Speaker Introduction:

mre Bárány is an Academician of the Hungarian Academy of Sciences. His research expertise encompasses discrete geometry, convexity theory, combinatorics, random polytopes, lattice polytopes, and algebraic topology, with additional focus on their applications in computer science, programming, operations research, and game theory. He has made seminal contributions across these domains and is globally esteemed as one of the preeminent scholars advancing the integration of theoretical research in discrete geometry with real-world applications.

Prof. Bárány has been invited to deliver plenary addresses at numerous prestigious international conferences, notably including a 45-minute invited lecture at the 2002 International Congress of Mathematicians (ICM).

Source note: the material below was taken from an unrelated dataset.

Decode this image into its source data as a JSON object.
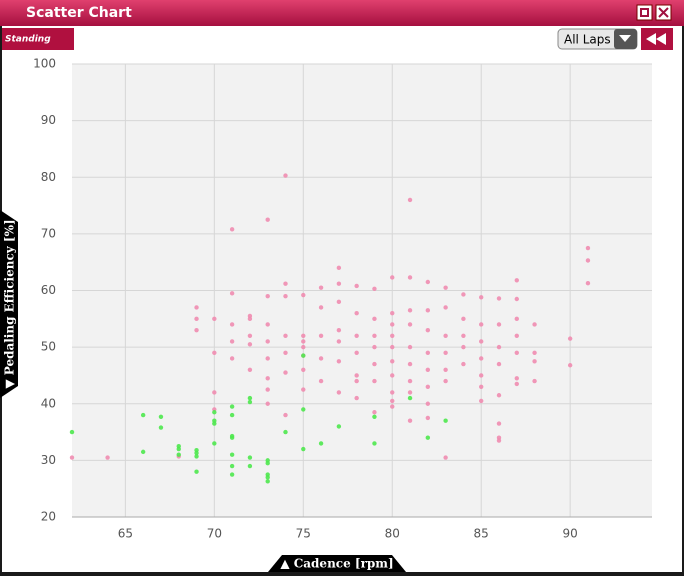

His scholarly achievements have been recognized with distinguished honors such as the Rényi Prize (1988), the Prize of the Hungarian Academy of Sciences (1994), the Award of the Hungarian Academy of Sciences (1998), and the Széchényi Prize (2016). He has also led a European Advanced Research Project and published over 180 papers in leading international mathematics journals, including Advances in Mathematics, Mathematische Annalen, and Proceedings of the London Mathematical Society.